Lagi-lagi Jokowi Jengkel ke Menteri: Gak Ada Aura Krisis!

Lagi-lagi Jokowi Jengkel ke Menteri: Gak Ada Aura Krisis!

Jakarta, CNBC Indonesia – Presiden  Joko Widodo (Jokowi) kembali dibuat tak senang dengan realisasi serapan anggaran yang datang saat ini masih saja tidak ada perubahan. Padahal, anggaran negeri saat ini dibutuhkan untuk positif masyarakat terdampak Covid-19.

Hal tersebut ditegaskan Jokowi pada depan para menteri saat memimpin rapat terbatas dengan topik pembicaraan Penanganan Covid-19 dan Pemulihan Ekonomi Nasional di Istana Merdeka, pelik Istana Kepresidenan, Jakarta.

“Saya melihat urusan realisasi anggaran ini masih sangat minim sekali. Dari Rp 695 triliun stimulus untuk penanganan Covid-19, baru 20% yang terealisasi. Rp 141 triliun yang terealisasi. Sekali lagi, segar 20% masih kecil sekali, ” kata Jokowi, Senin (3/8/2020).

Berdasarkan data yang diterima kepala negara, serapan tertinggi berada di sektor perlindungan sosial sebesar 38%, kemudian program usaha mikro kecil dan menengah (UMKM) yang baru mencapai 25%.

“Hati-hati ini.

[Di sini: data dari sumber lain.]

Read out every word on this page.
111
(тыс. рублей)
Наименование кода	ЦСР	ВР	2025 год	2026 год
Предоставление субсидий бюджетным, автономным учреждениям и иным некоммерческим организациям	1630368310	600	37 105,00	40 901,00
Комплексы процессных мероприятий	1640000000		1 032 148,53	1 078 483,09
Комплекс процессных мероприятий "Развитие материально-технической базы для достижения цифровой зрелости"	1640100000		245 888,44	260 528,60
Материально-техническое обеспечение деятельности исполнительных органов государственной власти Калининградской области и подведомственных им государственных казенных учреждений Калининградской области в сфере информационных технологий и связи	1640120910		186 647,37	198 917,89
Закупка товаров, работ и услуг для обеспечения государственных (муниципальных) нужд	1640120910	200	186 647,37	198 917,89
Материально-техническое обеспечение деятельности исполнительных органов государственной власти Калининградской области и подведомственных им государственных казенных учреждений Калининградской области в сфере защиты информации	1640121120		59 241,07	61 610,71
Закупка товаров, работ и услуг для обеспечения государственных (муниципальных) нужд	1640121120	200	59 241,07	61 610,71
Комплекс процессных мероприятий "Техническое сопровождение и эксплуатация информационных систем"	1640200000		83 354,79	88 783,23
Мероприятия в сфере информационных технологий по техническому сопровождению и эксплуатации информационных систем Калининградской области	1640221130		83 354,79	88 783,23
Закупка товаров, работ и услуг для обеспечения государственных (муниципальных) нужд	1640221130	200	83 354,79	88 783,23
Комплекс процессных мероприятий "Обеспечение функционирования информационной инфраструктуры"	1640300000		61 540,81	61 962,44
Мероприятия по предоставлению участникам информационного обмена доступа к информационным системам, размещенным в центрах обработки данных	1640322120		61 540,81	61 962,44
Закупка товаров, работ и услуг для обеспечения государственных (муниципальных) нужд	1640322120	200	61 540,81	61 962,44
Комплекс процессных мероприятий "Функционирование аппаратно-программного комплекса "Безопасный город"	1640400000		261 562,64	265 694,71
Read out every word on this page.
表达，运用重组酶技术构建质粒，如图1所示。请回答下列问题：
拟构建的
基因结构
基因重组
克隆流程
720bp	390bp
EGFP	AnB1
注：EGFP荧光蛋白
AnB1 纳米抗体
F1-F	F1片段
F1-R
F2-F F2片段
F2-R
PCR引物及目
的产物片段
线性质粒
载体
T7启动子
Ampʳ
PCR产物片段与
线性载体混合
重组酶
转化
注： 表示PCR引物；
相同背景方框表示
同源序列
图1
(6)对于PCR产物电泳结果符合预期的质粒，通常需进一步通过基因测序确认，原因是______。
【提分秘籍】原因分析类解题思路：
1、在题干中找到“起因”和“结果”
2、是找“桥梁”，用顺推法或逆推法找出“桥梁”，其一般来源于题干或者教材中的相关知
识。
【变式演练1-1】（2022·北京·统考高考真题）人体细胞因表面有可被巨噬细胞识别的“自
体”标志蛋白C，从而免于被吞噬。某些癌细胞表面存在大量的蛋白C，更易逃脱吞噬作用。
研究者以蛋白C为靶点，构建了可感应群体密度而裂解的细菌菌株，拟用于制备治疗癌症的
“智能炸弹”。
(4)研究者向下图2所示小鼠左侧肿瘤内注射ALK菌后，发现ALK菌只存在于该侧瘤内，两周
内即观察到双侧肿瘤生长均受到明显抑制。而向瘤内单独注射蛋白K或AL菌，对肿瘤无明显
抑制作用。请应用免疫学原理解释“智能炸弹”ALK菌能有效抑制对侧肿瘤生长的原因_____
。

Dengan belum ada DIPA-nya saja gadang sekali 40%. DIPA-nya belum tersedia. DIPA (Daftar Isian Pelaksanaan Anggaran) saja belum ada, gimana sedia realisasi?, ” ujarnya.

Eks Gubernur DKI Jakarta tersebut lantas menyindir sejumlah kementerian maupun lembaga yang sampai saat tersebut masih belum memiliki sense of crisis. Jokowi bahkan menyebut jajarannya masih terjebak pada rutinitas harian.

“Artinya di departemen, di lembaga, aura krisisnya banget belum. Ya belum. Masih sekali lagi kejebak pada pekerjaan harian. Gak tahu prioritas yang harus dikerjakan, ” tegasnya.